Lowe’s (NYSE:LOW) business is still surging. On Wednesday, the home improvement retailer announced sales and profit results for the fiscal third quarter that ran through late October. And while revenue growth slowed compared to the prior quarter, Lowe’s continued to gain ground in a booming market for home furnishings.
Sales rose 30% in the core U.S. market, according to its quarterly filing, compared to a 35% spike in the second quarter. That result was enough to keep Lowe’s ahead of rival Home Depot (NYSE:HD) for a third straight quarter this year. The industry leader reported 25% sales gains for Q3 on Tuesday.

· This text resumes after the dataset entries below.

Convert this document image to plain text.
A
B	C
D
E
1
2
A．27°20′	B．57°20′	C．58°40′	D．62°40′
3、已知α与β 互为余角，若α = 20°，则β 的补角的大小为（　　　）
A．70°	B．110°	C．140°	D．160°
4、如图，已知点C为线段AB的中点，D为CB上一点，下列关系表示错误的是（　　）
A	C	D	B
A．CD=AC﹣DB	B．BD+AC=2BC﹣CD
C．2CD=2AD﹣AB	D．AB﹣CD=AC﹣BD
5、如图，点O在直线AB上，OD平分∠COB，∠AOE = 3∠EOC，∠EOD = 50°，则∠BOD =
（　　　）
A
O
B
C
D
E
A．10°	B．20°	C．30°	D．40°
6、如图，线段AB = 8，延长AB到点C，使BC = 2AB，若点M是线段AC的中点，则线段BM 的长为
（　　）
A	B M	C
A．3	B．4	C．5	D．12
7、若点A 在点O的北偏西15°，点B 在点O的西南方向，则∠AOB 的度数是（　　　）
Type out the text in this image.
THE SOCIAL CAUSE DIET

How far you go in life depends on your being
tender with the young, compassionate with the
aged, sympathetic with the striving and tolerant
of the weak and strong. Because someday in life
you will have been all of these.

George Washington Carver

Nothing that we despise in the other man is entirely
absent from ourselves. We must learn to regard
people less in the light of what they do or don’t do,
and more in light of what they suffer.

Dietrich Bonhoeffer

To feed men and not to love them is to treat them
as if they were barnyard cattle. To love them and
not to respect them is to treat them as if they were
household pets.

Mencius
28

Lowe’s also closed the profitability gap between the two businesses by notching gains on both gross and operating profit margins. Yet its 10% operating profit still trails Home Depot’s 14.5% level.
Lowe’s predicted a weaker earnings result in the fourth quarter as management spends more cash on COVID-19-related expenses and on bulking up its supply chain. But CEO Marvin Ellison and his team expect another period of elevated sales gains ahead as growth lands between 15% and 20% in the holiday season quarter.
“We are making the right strategic investments to deliver sustainable, long-term growth,” Ellison said in a press release that included Lowe’s first short-term growth outlook since withdrawing its forecast in late May.